Forsyth County Schools raised the ante this week in what has become a race to regression in Georgia around LGBTQ issues. The principal of Sharon Elementary School in Suwanee sent an apology — sanctioned by the superintendent — to parents about a children’s author who used the word “gay” in a presentation about the history of the Batman character on Monday.
Marc Tyler Nobleman, author of “Bill the Boy Wonder: The Secret Co-Creator of Batman,” was hired to speak at three Forsyth County elementary schools this week. The response of school leaders and Nobleman’s outrage over the apology letter ended up cutting those appearances short.
“As trust and transparency are foundational to our partnership, I am reaching out to make you aware of subject matter that was brought up today by a guest author during his speech to our 5th grade students,” wrote Sharon Elementary Principal Brian Nelson to parents. “I apologize that this took place. Action was taken to ensure that this was not included in Mr. Nobleman’s subsequent speeches and further measures will be taken to prevent situations like this in the future.”
After seeing Nelson’s apology, Nobleman said he was shocked and regretted immediately agreeing to delete the word “gay” from his remaining presentations. “My conscience came roaring back and I was no longer willing to do that,” he said in an interview on Wednesday after his final appearance in Forsyth County.
A few hours earlier, at Settles Bridge Elementary, Nobleman informed the principal he intended to use the word “gay” in his talks to three grades that day. However, after his first presentation, the principal and a district communications leader insisted he cease. When he declined, his last two talks were canceled.

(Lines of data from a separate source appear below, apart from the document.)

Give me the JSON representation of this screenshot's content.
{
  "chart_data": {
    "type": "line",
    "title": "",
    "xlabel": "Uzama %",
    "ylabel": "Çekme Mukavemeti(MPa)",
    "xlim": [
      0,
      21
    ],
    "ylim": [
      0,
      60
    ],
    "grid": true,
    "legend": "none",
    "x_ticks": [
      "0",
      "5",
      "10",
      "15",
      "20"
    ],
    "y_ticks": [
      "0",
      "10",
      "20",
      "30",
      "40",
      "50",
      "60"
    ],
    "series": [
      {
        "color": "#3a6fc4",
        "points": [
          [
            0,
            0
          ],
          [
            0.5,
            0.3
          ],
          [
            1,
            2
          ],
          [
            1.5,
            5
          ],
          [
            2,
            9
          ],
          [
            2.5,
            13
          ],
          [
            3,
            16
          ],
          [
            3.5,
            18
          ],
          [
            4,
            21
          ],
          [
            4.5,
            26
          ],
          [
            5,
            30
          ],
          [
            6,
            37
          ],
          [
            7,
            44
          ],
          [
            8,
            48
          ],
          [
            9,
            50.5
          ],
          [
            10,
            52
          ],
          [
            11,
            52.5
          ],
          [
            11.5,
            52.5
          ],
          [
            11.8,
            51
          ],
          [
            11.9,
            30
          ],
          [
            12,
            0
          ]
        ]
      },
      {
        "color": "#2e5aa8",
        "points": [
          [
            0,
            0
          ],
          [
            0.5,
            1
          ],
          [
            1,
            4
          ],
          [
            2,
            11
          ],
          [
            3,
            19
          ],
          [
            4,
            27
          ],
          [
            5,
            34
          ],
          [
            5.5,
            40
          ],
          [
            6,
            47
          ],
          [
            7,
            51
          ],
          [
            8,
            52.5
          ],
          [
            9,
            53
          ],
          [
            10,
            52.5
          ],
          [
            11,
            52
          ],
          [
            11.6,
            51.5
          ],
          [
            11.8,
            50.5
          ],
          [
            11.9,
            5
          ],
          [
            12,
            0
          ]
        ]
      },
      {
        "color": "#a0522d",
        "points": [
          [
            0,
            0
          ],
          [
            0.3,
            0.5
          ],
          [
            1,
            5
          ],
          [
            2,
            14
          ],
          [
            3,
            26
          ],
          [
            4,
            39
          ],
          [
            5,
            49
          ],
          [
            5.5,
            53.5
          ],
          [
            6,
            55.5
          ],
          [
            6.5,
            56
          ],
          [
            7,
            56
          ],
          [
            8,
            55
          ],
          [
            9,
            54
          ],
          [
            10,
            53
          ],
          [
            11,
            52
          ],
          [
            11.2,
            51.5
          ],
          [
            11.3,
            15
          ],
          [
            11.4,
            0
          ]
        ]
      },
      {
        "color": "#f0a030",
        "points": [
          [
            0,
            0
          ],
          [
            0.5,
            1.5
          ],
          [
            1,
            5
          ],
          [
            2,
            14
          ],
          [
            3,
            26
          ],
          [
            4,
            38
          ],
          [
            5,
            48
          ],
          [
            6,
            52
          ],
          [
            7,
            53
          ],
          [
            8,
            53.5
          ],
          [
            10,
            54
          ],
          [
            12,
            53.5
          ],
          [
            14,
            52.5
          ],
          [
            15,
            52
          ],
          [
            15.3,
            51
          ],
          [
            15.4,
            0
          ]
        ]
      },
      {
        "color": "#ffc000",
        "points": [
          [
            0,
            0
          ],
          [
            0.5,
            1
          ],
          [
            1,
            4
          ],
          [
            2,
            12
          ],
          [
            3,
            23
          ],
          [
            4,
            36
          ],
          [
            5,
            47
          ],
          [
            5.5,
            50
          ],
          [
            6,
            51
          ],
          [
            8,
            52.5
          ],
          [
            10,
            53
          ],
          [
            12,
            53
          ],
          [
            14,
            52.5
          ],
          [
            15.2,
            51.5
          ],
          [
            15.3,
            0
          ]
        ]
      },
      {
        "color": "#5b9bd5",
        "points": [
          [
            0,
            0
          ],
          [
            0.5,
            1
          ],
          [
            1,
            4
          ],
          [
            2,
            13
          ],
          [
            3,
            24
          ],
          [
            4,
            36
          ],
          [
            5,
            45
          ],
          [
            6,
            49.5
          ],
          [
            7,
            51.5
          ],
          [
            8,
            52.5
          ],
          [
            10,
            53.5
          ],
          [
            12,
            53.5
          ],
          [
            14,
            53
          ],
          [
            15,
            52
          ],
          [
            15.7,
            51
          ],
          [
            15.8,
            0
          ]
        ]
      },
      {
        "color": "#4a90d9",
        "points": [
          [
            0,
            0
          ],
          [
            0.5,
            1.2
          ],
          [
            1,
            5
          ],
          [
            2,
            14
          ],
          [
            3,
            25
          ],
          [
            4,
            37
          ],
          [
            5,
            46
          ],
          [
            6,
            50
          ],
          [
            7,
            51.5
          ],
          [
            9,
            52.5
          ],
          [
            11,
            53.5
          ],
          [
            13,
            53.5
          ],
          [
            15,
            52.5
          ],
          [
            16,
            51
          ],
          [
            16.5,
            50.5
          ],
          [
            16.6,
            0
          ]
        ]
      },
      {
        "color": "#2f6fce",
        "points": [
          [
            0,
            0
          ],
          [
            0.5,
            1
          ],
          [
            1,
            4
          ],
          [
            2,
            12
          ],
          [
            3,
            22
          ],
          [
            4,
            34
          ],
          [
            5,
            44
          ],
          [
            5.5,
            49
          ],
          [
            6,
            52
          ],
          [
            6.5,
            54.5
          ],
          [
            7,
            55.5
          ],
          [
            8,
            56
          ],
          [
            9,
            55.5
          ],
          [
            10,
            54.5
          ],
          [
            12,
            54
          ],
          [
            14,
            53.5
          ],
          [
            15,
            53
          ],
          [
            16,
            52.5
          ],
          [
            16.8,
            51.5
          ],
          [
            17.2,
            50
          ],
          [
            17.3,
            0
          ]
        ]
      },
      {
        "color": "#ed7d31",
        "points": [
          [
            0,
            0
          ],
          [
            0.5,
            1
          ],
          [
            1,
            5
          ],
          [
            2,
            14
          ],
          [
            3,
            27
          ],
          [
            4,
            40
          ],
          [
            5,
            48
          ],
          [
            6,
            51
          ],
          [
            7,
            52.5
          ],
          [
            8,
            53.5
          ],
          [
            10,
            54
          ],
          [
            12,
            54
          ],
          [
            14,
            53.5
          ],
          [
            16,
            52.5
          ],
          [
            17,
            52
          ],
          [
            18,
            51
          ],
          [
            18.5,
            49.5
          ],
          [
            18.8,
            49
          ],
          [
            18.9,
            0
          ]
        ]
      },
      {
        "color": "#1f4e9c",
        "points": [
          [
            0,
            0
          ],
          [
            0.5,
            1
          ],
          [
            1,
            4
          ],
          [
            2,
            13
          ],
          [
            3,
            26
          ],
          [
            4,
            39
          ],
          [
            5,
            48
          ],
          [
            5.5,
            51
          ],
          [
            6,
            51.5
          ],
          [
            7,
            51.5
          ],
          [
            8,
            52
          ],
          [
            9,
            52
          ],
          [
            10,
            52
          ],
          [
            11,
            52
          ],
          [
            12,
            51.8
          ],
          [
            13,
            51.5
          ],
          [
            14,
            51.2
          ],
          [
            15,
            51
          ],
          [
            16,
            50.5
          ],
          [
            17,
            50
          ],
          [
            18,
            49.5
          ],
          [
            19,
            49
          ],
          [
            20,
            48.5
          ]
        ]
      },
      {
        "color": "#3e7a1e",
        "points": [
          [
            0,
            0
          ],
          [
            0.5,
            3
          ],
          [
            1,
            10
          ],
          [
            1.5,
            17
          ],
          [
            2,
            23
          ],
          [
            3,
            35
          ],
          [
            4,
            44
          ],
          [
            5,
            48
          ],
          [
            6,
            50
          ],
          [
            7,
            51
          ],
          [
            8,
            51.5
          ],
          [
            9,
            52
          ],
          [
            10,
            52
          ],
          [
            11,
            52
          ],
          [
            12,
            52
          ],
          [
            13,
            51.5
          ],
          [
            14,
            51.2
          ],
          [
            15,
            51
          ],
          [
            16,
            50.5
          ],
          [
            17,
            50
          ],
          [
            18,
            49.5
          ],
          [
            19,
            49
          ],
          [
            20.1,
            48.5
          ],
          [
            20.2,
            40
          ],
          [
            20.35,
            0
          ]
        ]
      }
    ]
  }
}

“When I spoke to him, I told him we respected his beliefs,” said Jennifer Caracciolo, Forsyth County Schools’ spokeswoman. “However, we have a responsibility to our parents and guardians that they are aware of what their children are learning, and that certain topics are for higher grade levels.” Caracciolo said Superintendent Jeff Bearden “also sanctioned the canceling of the two presentations.”
“It was a single word in a 57-minute talk. This was actually doing a huge disservice to these kids,” said Nobleman. “It deprives them of this experience. It is not a controversial word, but they were saying it was against state standards.”

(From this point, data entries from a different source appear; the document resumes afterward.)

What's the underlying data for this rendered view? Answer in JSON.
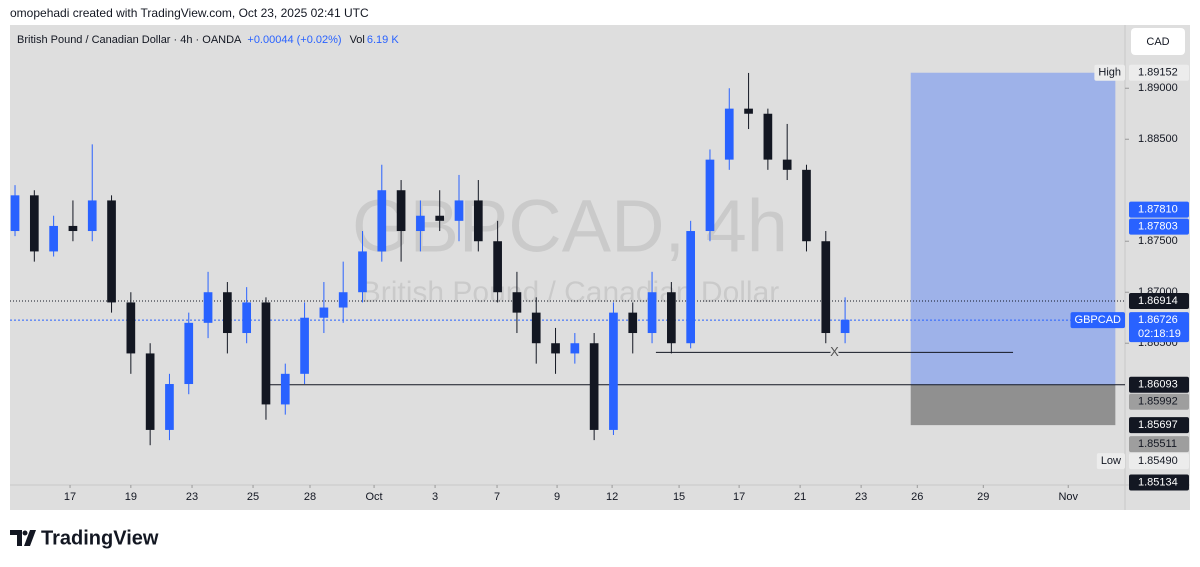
{
  "header": {
    "credit": "omopehadi created with TradingView.com, Oct 23, 2025 02:41 UTC"
  },
  "legend": {
    "symbol": "British Pound / Canadian Dollar · 4h · OANDA",
    "change": "+0.00044 (+0.02%)",
    "vol_label": "Vol",
    "vol": "6.19 K"
  },
  "currency_button": "CAD",
  "brand": "TradingView",
  "chart_data": {
    "type": "candlestick",
    "watermark": {
      "title": "GBPCAD, 4h",
      "subtitle": "British Pound / Canadian Dollar"
    },
    "up_color": "#2962ff",
    "down_color": "#131722",
    "open": [
      1.876,
      1.8795,
      1.874,
      1.8765,
      1.876,
      1.879,
      1.869,
      1.864,
      1.8565,
      1.861,
      1.867,
      1.87,
      1.866,
      1.869,
      1.859,
      1.862,
      1.8675,
      1.8685,
      1.87,
      1.874,
      1.88,
      1.876,
      1.8775,
      1.877,
      1.879,
      1.875,
      1.87,
      1.868,
      1.865,
      1.864,
      1.865,
      1.8565,
      1.868,
      1.866,
      1.87,
      1.865,
      1.876,
      1.883,
      1.888,
      1.8875,
      1.883,
      1.882,
      1.875,
      1.866
    ],
    "high": [
      1.8805,
      1.88,
      1.8775,
      1.879,
      1.8845,
      1.8795,
      1.87,
      1.865,
      1.862,
      1.868,
      1.872,
      1.871,
      1.8705,
      1.8695,
      1.863,
      1.869,
      1.871,
      1.873,
      1.876,
      1.8825,
      1.881,
      1.879,
      1.88,
      1.8815,
      1.881,
      1.877,
      1.872,
      1.8695,
      1.8665,
      1.866,
      1.866,
      1.869,
      1.869,
      1.872,
      1.871,
      1.877,
      1.884,
      1.89,
      1.8915,
      1.888,
      1.8865,
      1.8825,
      1.876,
      1.8695
    ],
    "low": [
      1.8755,
      1.873,
      1.8735,
      1.875,
      1.875,
      1.868,
      1.862,
      1.855,
      1.8555,
      1.86,
      1.8655,
      1.864,
      1.865,
      1.8575,
      1.858,
      1.861,
      1.866,
      1.867,
      1.869,
      1.873,
      1.873,
      1.874,
      1.876,
      1.875,
      1.874,
      1.869,
      1.866,
      1.863,
      1.862,
      1.863,
      1.8555,
      1.856,
      1.864,
      1.865,
      1.864,
      1.8645,
      1.875,
      1.882,
      1.886,
      1.882,
      1.881,
      1.874,
      1.865,
      1.865
    ],
    "close": [
      1.8795,
      1.874,
      1.8765,
      1.876,
      1.879,
      1.869,
      1.864,
      1.8565,
      1.861,
      1.867,
      1.87,
      1.866,
      1.869,
      1.859,
      1.862,
      1.8675,
      1.8685,
      1.87,
      1.874,
      1.88,
      1.876,
      1.8775,
      1.877,
      1.879,
      1.875,
      1.87,
      1.868,
      1.865,
      1.864,
      1.865,
      1.8565,
      1.868,
      1.866,
      1.87,
      1.865,
      1.876,
      1.883,
      1.888,
      1.8875,
      1.883,
      1.882,
      1.875,
      1.866,
      1.8673
    ],
    "xlim": [
      -0.26,
      57.5
    ],
    "xticks": [
      {
        "value": 2.85,
        "label": "17"
      },
      {
        "value": 6.0,
        "label": "19"
      },
      {
        "value": 9.17,
        "label": "23"
      },
      {
        "value": 12.33,
        "label": "25"
      },
      {
        "value": 15.28,
        "label": "28"
      },
      {
        "value": 18.6,
        "label": "Oct"
      },
      {
        "value": 21.76,
        "label": "3"
      },
      {
        "value": 24.97,
        "label": "7"
      },
      {
        "value": 28.08,
        "label": "9"
      },
      {
        "value": 30.93,
        "label": "12"
      },
      {
        "value": 34.4,
        "label": "15"
      },
      {
        "value": 37.51,
        "label": "17"
      },
      {
        "value": 40.67,
        "label": "21"
      },
      {
        "value": 43.83,
        "label": "23"
      },
      {
        "value": 46.74,
        "label": "26"
      },
      {
        "value": 50.16,
        "label": "29"
      },
      {
        "value": 54.56,
        "label": "Nov"
      }
    ],
    "ylim": [
      1.8511,
      1.8962
    ],
    "yticks": [
      {
        "value": 1.89,
        "label": "1.89000"
      },
      {
        "value": 1.885,
        "label": "1.88500"
      },
      {
        "value": 1.875,
        "label": "1.87500"
      },
      {
        "value": 1.87,
        "label": "1.87000"
      },
      {
        "value": 1.865,
        "label": "1.86500"
      }
    ],
    "grid": false,
    "levels": [
      {
        "price": 1.89152,
        "tag": "High",
        "style": "light"
      },
      {
        "price": {
          "value": 1.8781,
          "label": "1.87810"
        },
        "style": "blue"
      },
      {
        "price": 1.87803,
        "style": "blue"
      },
      {
        "price": 1.86914,
        "style": "dark",
        "line": "dotted"
      },
      {
        "price": 1.86726,
        "tag": "GBPCAD",
        "countdown": "02:18:19",
        "style": "blue",
        "line": "blue-dotted"
      },
      {
        "price": 1.86093,
        "style": "dark"
      },
      {
        "price": 1.85992,
        "style": "grey"
      },
      {
        "price": 1.85697,
        "style": "dark"
      },
      {
        "price": 1.85511,
        "style": "grey"
      },
      {
        "price": {
          "value": 1.8549,
          "label": "1.85490"
        },
        "tag": "Low",
        "style": "light"
      },
      {
        "price": 1.85134,
        "style": "dark"
      }
    ],
    "drawings": [
      {
        "price": 1.86093,
        "x": [
          13.2,
          57.5
        ]
      },
      {
        "price": 1.8641,
        "x": [
          33.2,
          51.7
        ],
        "label": "X"
      }
    ],
    "position": {
      "x": [
        46.4,
        57.0
      ],
      "target": 1.89152,
      "entry": 1.86093,
      "stop": 1.85697
    }
  }
}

“I have received administrative pushback before, three or four times in 20 years,” said Nobleman. “But Forsyth was the first time it went this far — the first time I wasn’t able to convince my hosts to allow me to proceed with the presentation intact.”

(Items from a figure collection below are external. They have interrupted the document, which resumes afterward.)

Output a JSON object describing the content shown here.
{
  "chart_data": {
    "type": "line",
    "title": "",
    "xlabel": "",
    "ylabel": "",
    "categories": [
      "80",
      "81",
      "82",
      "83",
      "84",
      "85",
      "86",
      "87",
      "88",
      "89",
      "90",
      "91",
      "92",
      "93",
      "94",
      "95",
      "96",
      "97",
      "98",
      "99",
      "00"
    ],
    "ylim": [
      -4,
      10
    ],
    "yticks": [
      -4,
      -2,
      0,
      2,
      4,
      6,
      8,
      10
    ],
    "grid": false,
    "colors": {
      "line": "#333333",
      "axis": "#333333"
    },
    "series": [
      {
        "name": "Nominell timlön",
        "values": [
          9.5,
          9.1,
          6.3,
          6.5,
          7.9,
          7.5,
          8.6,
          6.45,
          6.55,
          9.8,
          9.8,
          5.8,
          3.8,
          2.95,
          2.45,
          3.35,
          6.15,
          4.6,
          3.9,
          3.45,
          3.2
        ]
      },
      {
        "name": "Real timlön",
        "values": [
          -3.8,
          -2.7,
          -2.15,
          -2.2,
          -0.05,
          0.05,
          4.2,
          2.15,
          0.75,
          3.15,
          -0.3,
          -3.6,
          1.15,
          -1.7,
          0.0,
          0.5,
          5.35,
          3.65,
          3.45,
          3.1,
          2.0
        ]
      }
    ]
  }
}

Forsyth County parent Dawn Anderson was dismayed by the apology. “‘Gay’ isn’t a four-letter word and I’m saddened to think that in 2023 the mere mention of it needs to be handled with such special care,” she said. “I hope that this won’t result in this author not being invited back in the future. His visit really sparked an interest in the subject matter for my child.”
Aimed at ages 8 to 12, “Bill the Boy Wonder: The Secret Co-Creator of Batman” is the biography of Bill Finger, whose role in creating the world and imagery of Batman had long been overlooked. Nobleman helped correct that omission, and his crusade to see Finger credited officially for his contribution to the Batman universe inspired the Hulu documentary “Batman & Bill.”
A critical element in the saga was Nobleman’s discovery that Finger, who died penniless and unheralded in 1974, had a granddaughter to legally press the claim that he was co-creator of Batman. And that is where the word “gay” enters the story.
Bill Finger had a son Fred, who was gay and died of AIDS-related complications in 1992, which led to the assumption Finger had no heirs. Nobleman tells students this assumption initially thwarted the effort to win credit for Finger. Finally, in 2015, DC Entertainment acknowledged the Finger family claim and comic books began to say, “Batman created by Bob Kane with Bill Finger.”
“I don’t mention it to be a provocateur. It is an essential point in the story because it misdirected researchers for years into thinking Bill had no living heirs after Fred died in 1992,” said Nobleman.
Still, he doesn’t dwell on it in his talk, focusing on the big picture that he wants to convey to his young audiences — that they need to be persistent, to speak to injustice when they see it and never give up.
And that message resonates with kids based on how often Nobleman is hired to speak at schools around the country, including in Cobb, DeKalb, Fulton and Glynn counties. This was his first visit to Forsyth schools. Nobleman said his presentation at Settles Bridge Elementary in Suwanee was “one of the best talks I had in recent memory. The kids were so bighearted and empathetic and clapping throughout, not just at the end. Normally, we do a question and answer and about 50 hands went up.”
The school’s announcement there was no time for questions tipped off Nobleman. “I knew I was being censored. It seems to me that they are so afraid of parental backlash. It may be a small group in the county, but they are a loud group.”
Nobleman said he was frustrated by the contention by Forsyth County administrators that telling kids that Finger’s son was gay was discussing sexuality.
“If a child asks me if I am married, can I say I have a wife? This is pure and simple discrimination and intolerance. It is also extremely insulting and dangerous to our children. We have so much teen suicide in the LGBTQ community and it’s because they are not welcome to speak up about their own lives in their own community.”